The three boys were shocked. The sun was only the size of a football and the light coming from it was weaker than Tim’s torch.
‘The sun is going out. What are we going to do?’ said Big Tom.
‘I’ll jump in and save it!’ said Slim Tim.
But Little Titch pulled him back from the lake.
‘That’s not water,’ said Little Titch. ‘That’s acid!”
Slim Tim moved back and kicked in a stone that fizzled and popped across the surface until it exploded into nothing.
‘What are we going to do now?’ asked Big Tom.
‘We need a boat,’ said Slim Tim.
The three boys looked around. The Rock Monster had not eaten any boats.

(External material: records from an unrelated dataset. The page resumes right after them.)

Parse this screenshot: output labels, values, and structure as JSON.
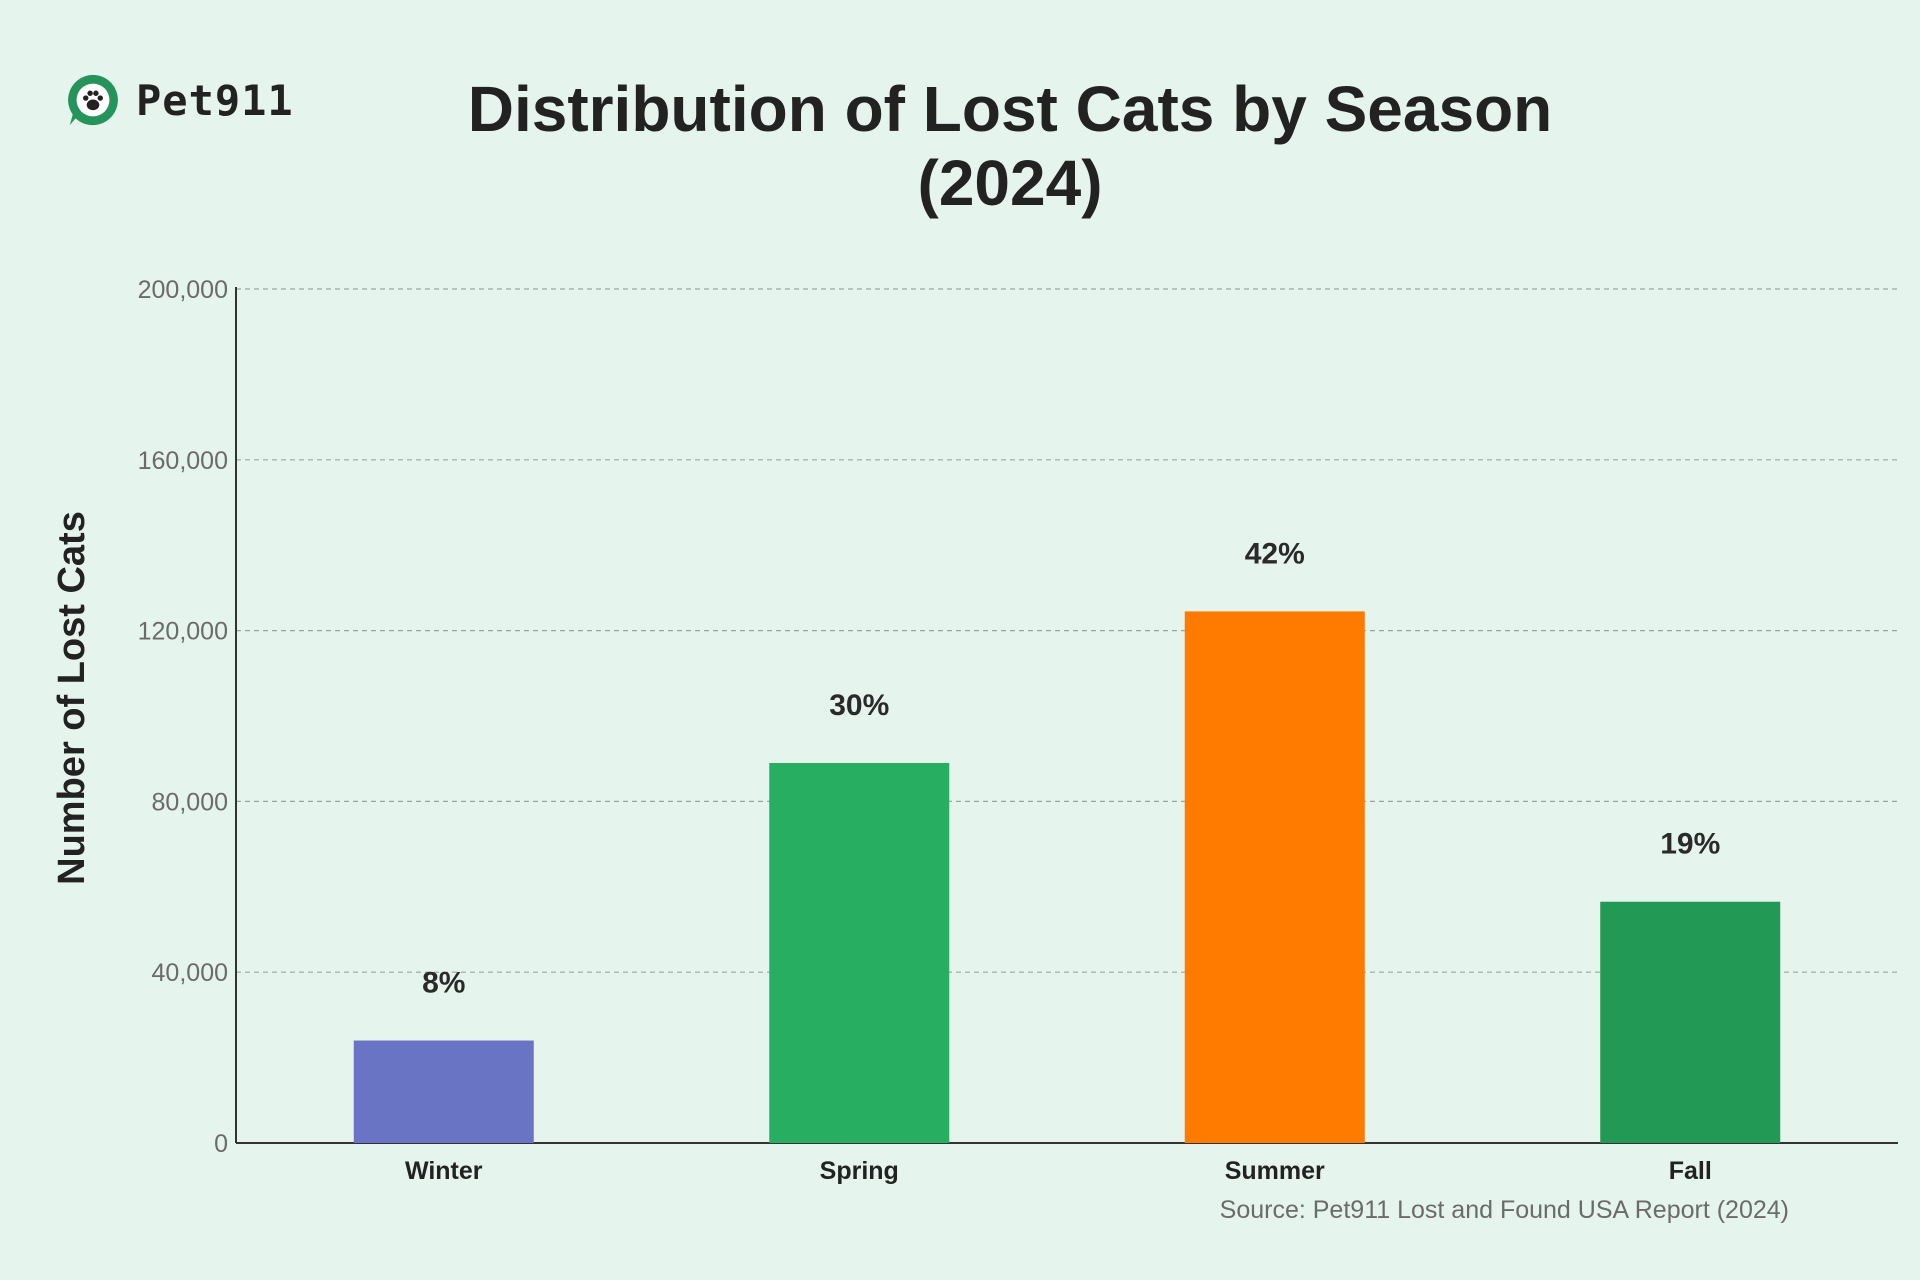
{
  "brand": {
    "name": "Pet911",
    "logo_icon": "paw-chat-bubble-icon",
    "color": "#26935a"
  },
  "title_line1": "Distribution of Lost Cats by Season",
  "title_line2": "(2024)",
  "source": "Source: Pet911 Lost and Found USA Report (2024)",
  "chart_data": {
    "type": "bar",
    "title": "Distribution of Lost Cats by Season (2024)",
    "xlabel": "",
    "ylabel": "Number of Lost Cats",
    "categories": [
      "Winter",
      "Spring",
      "Summer",
      "Fall"
    ],
    "values": [
      24000,
      89000,
      124500,
      56500
    ],
    "data_labels": [
      "8%",
      "30%",
      "42%",
      "19%"
    ],
    "colors": [
      "#6a74c4",
      "#27ae60",
      "#ff7b00",
      "#229954"
    ],
    "ylim": [
      0,
      200000
    ],
    "yticks": [
      0,
      40000,
      80000,
      120000,
      160000,
      200000
    ],
    "ytick_labels": [
      "0",
      "40,000",
      "80,000",
      "120,000",
      "160,000",
      "200,000"
    ],
    "grid": true,
    "legend": "none"
  }
}
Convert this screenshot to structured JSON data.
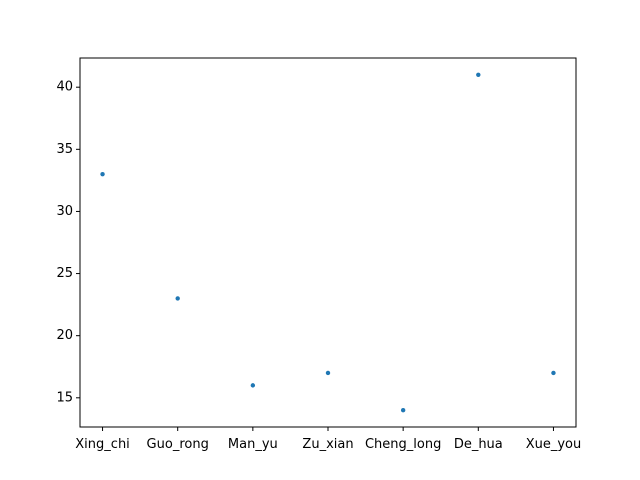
{
  "chart_data": {
    "type": "scatter",
    "title": "",
    "xlabel": "",
    "ylabel": "",
    "categories": [
      "Xing_chi",
      "Guo_rong",
      "Man_yu",
      "Zu_xian",
      "Cheng_long",
      "De_hua",
      "Xue_you"
    ],
    "values": [
      33,
      23,
      16,
      17,
      14,
      41,
      17
    ],
    "ylim": [
      12.65,
      42.35
    ],
    "yticks": [
      15,
      20,
      25,
      30,
      35,
      40
    ],
    "grid": false,
    "marker_color": "#1f77b4"
  }
}
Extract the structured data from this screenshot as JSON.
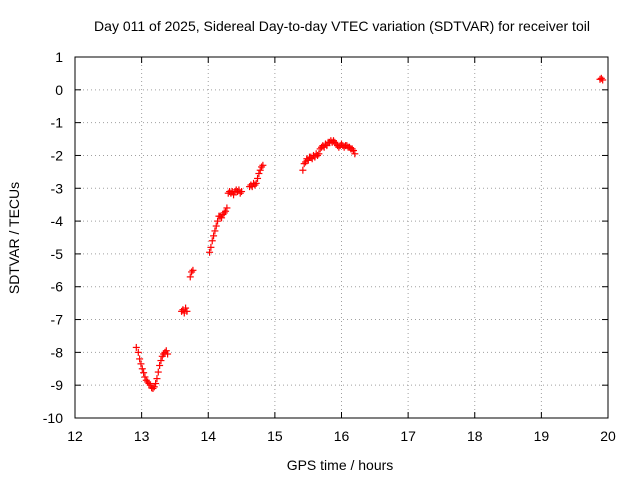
{
  "chart_data": {
    "type": "scatter",
    "title": "Day 011 of 2025, Sidereal Day-to-day VTEC variation (SDTVAR) for receiver toil",
    "xlabel": "GPS time / hours",
    "ylabel": "SDTVAR / TECUs",
    "xlim": [
      12,
      20
    ],
    "ylim": [
      -10,
      1
    ],
    "xticks": [
      "12",
      "13",
      "14",
      "15",
      "16",
      "17",
      "18",
      "19",
      "20"
    ],
    "yticks": [
      "1",
      "0",
      "-1",
      "-2",
      "-3",
      "-4",
      "-5",
      "-6",
      "-7",
      "-8",
      "-9",
      "-10"
    ],
    "grid": true,
    "marker": "+",
    "color": "#ff0000",
    "series": [
      {
        "name": "SDTVAR",
        "x": [
          12.92,
          12.95,
          12.97,
          12.99,
          13.01,
          13.03,
          13.05,
          13.07,
          13.09,
          13.11,
          13.13,
          13.15,
          13.17,
          13.19,
          13.21,
          13.23,
          13.25,
          13.27,
          13.29,
          13.31,
          13.33,
          13.35,
          13.37,
          13.39,
          13.6,
          13.62,
          13.64,
          13.66,
          13.68,
          13.73,
          13.75,
          13.77,
          14.02,
          14.04,
          14.06,
          14.08,
          14.1,
          14.12,
          14.14,
          14.16,
          14.18,
          14.2,
          14.22,
          14.24,
          14.26,
          14.28,
          14.3,
          14.32,
          14.34,
          14.36,
          14.38,
          14.4,
          14.42,
          14.44,
          14.46,
          14.48,
          14.5,
          14.62,
          14.64,
          14.66,
          14.68,
          14.7,
          14.72,
          14.74,
          14.76,
          14.78,
          14.8,
          14.82,
          15.42,
          15.44,
          15.46,
          15.48,
          15.5,
          15.52,
          15.54,
          15.56,
          15.58,
          15.6,
          15.62,
          15.64,
          15.66,
          15.68,
          15.7,
          15.72,
          15.74,
          15.76,
          15.78,
          15.8,
          15.82,
          15.84,
          15.86,
          15.88,
          15.9,
          15.92,
          15.94,
          15.96,
          15.98,
          16.0,
          16.02,
          16.04,
          16.06,
          16.08,
          16.1,
          16.12,
          16.14,
          16.16,
          16.18,
          16.2,
          19.88,
          19.9,
          19.92
        ],
        "y": [
          -7.85,
          -8.0,
          -8.2,
          -8.35,
          -8.5,
          -8.62,
          -8.75,
          -8.85,
          -8.9,
          -8.95,
          -9.0,
          -9.08,
          -9.1,
          -9.05,
          -8.95,
          -8.8,
          -8.6,
          -8.4,
          -8.25,
          -8.12,
          -8.05,
          -8.0,
          -7.95,
          -8.05,
          -6.75,
          -6.7,
          -6.8,
          -6.65,
          -6.75,
          -5.7,
          -5.55,
          -5.5,
          -4.95,
          -4.8,
          -4.6,
          -4.45,
          -4.3,
          -4.15,
          -4.0,
          -3.85,
          -3.85,
          -3.9,
          -3.8,
          -3.75,
          -3.7,
          -3.6,
          -3.15,
          -3.1,
          -3.15,
          -3.1,
          -3.2,
          -3.1,
          -3.05,
          -3.1,
          -3.05,
          -3.15,
          -3.1,
          -2.95,
          -2.9,
          -2.95,
          -2.85,
          -2.9,
          -2.85,
          -2.7,
          -2.55,
          -2.45,
          -2.35,
          -2.3,
          -2.45,
          -2.25,
          -2.2,
          -2.1,
          -2.15,
          -2.05,
          -2.05,
          -2.1,
          -2.0,
          -2.05,
          -1.95,
          -2.0,
          -1.95,
          -1.8,
          -1.75,
          -1.7,
          -1.75,
          -1.65,
          -1.7,
          -1.6,
          -1.6,
          -1.55,
          -1.6,
          -1.55,
          -1.6,
          -1.65,
          -1.7,
          -1.75,
          -1.7,
          -1.65,
          -1.7,
          -1.75,
          -1.7,
          -1.7,
          -1.75,
          -1.75,
          -1.8,
          -1.8,
          -1.85,
          -1.95,
          0.32,
          0.35,
          0.3
        ]
      }
    ]
  }
}
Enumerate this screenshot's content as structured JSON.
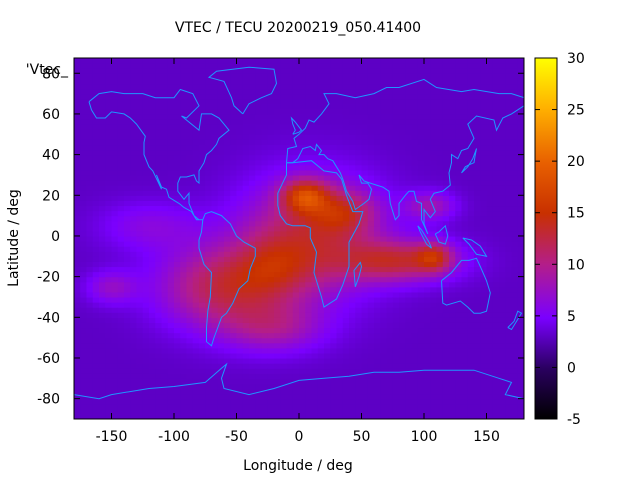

Suddenly, Little Titch remembered something. He shouted: ‘Hey, Granny Smith, please send us a boat!’
There was a flash of light and a rowing boat appeared on the lakeside. The three boys jumped in the boat. Big Tom grabbed the oars and rowed towards the sun.
Suddenly, a strong wind blew through the cave. White-foaming waves appeared on the lake. The light in the sun blinked and then went out. It became very dark and very scary.
But Slim Tim remembered his torch and pointed the way to the sun.
‘Row faster!’ shouted Little Titch to Big Tom.
Big Tom rowed with all his might.
When they reached the sun, it was the size of a tennis
ball and very black, with only a small flame left deep inside. Little Titch touched it once and then picked it up.
‘Oh no!’ said Little Titch. ‘The sun is very cold.’
The three boys were afraid.
Suddenly, the Rock Monster woke up. The boat nearly turned upside down as Rocky the Rock Monster thought about being sick.
‘Get us out of here!’ shouted Slim Tim.
‘How are we going to get out?’ shouted Big Tom.
They looked around, following the light of Slim Tim’s torch. Where they had arrived at the entrance to the cave, a sign said ‘Back To Mouth. Emergency Use Only.’
On the opposite side of the cave, about half an hour by boat, even with Big Tom rowing, was another tunnel. The sign above it said: ‘Down To Bottom.’
‘Yuck!’ said the boys. ‘There must be another way.’
Suddenly Little Titch spotted the way out. ‘Over there,’ he shouted, pointing to a sign above a wooden door in the side of the cavern. The sign said: ‘Belly Button. Open With Care. Do Not Admit Fluff.’
Big Tom rowed the boat up to the door and Slim Tim pulled it open. Little Titch closed his hand around the cold sun.
Rocky the Rock Monster turned over in his sleep and the boat tipped up towards the door.
The boat shot out of the Rock Monster’s tummy on a steaming waterfall of black water. The boys gasped as they fell towards earth. Surely the black acid would poison the land!
But something magical was happening inside the boat.
There was a glow inside Little Titch’s hand and it was growing bigger. The three boys put on their sunglasses.
The sun flew out of Little Titch’s hand and up into the sky, getting brighter and hotter as it expanded back up to the size of a tennis ball, then a football, and then up to its true size. Down below, in the village, the rooster chickens finally crowed.
A rainbow appeared.
The black waterfall became a cascade of clear water. The boys in the boat slid gently down the waterfall to the ground.
The villagers cheered. The boys were safe. The sun had been saved.
Then, with a great heaving and rumbling, and sloshing of water in the lake, Rocky the Rock Monster stood up.
All the villagers stood quite still and waited for the Rock Monster to step on them.
But all Rocky did was close the door in his belly and turn back towards the mountain.
‘What a funny dream I’ve had,’ said Rocky as he walked along, rubbing his belly. ‘I must have been working too hard.’
He looked up at the sun in the sky and thought about lunch.